According to a 2006 study by the National Institute on Drug Abuse, my friend’s mom and my ex-boyfriend are two among 14.8 million Americans aged 12 and over — almost one in 20 people living in the U.S. — that have ever smoked marijuana. Statistics and personal experience have me convinced that marijuana use is not only widespread, but is enjoyed among a diverse crowd.
From personally observing friends use both, I find that alcohol tends to land people in dangerous situations more often than marijuana does. We could all share embarrassing drinking stories, and while many are humorous, the underlying implications about alcohol use are worrisome. In contrast, my pot-smoking friends are usually too fixated on whatever Seth Rogen DVD is playing to get in an accident or a fight — though they may or may not eat that whole box of Samoas you were saving.
Considering the widespread use of the drug, many find it confusing that consumption and possession are now both illegal when the plant has been used relatively safely and legally for spiritual and cultural purposes for multiple millennia — especially while alcohol and tobacco, frequently cited to be more damaging to one’s health, are legal.
Interestingly, the recent economic situation seems to have provided the much-needed prod for the government to re-evaluate our nation’s drug laws.
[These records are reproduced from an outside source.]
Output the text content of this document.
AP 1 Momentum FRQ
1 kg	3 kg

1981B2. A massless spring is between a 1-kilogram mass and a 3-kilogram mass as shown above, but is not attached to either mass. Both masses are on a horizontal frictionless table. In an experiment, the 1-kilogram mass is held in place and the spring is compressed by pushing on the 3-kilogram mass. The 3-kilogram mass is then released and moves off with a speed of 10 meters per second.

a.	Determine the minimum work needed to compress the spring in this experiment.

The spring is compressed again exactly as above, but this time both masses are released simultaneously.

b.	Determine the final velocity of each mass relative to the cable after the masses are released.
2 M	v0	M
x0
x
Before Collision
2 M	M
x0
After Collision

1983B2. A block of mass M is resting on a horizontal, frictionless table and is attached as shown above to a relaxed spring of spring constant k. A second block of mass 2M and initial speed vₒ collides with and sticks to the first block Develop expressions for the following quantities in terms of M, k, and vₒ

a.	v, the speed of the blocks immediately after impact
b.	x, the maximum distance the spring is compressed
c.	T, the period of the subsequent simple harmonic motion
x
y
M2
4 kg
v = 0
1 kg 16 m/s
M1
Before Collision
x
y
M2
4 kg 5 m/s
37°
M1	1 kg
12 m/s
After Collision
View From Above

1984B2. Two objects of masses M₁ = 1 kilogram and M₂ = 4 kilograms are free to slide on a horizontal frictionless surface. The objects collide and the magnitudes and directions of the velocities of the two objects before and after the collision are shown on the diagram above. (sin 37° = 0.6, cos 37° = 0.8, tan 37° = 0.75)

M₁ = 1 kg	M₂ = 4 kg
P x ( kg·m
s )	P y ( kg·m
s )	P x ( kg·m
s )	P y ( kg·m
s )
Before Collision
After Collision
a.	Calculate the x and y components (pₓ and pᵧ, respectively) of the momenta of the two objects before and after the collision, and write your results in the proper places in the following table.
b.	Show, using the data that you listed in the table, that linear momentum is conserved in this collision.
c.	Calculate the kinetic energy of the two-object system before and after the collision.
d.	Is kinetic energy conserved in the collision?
California especially, now facing budget deficits for the upcoming fiscal year, is seriously discussing legalizing its number-one cash crop for the sake of securing fiscally sound tax revenues from the plant.
Decriminalization is a logical and rational move. According to a recent column by TIME columnist Joe Klein, 47.5 percent of all arrests are marijuana-related. These petty possession cases pose an unnecessary burden on our legal system, detract from larger issues that need attention and of course impose costs as well. $68 billion is spent annually for those serving time to undergo corrections, and a large chunk of these corrections are for those in nonviolent marijuana-related cases.
Not to mention, it seems patently ridiculous that people who have few other major blights on their character or record are getting turned down from jobs as a result of a criminal history that involves a crime as insignificant as possession under a few grams, while the minimum sentence for a crime as heinous as rape isn’t even five years in many states.
But while decriminalization makes sense right now (and really, always has), it is just as crucial that the government exercise the utmost caution with this issue. Though marijuana is arguably safer than other widely-available drugs like alcohol, it still poses the dangers inherent with any drug. Risks associated with using marijuana, including increased susceptibility to respiratory diseases, show that stringent punishments for abuse of the drug are still necessary.
The economic benefits of such an action are readily apparent: California tax collectors, to cite one of many examples, have estimated that legalizing the drug would alleviate the need for various costs and reductions by providing $1.3 billion dollars in tax revenues. However salient of a concept, though, the government would be forgoing its ethical integrity if it were to quickly legalize marijuana for the sole purpose of yanking the country out of the recession, instead of addressing the issue in a more neutral way. There are many factors that require careful consideration — how more widespread marijuana use would affect the dynamics of society; what the impact on Mexican border violence would be — for our government to rush the process for financial motives.
Legalization is a process that, when it does happen — and in all likelihood, it will — should proceed with extreme caution, in a slow process that is regulated carefully and reevaluated often, like its medical counterpart. A strict age limit is obviously necessary (if for no other reason than that no one wants to see more arrogance in those 13-year-old punks that frequent Little 5 Points after school). And once it happens, people need to use responsibly to facilitate the process.
It is reassuring that our government is progressive (and well, desperate) enough to consider revising the nation’s archaic drug laws, but if it has any ethical integrity remaining, the process will take more than just a few months of contemplation and discussion. So pot-smokers of the nation, be hopeful and be active. But in the meantime, don’t throw out your Febreze Air just yet.
Asst. Editorials Editor Catherine Cai is a College freshman from Atlanta.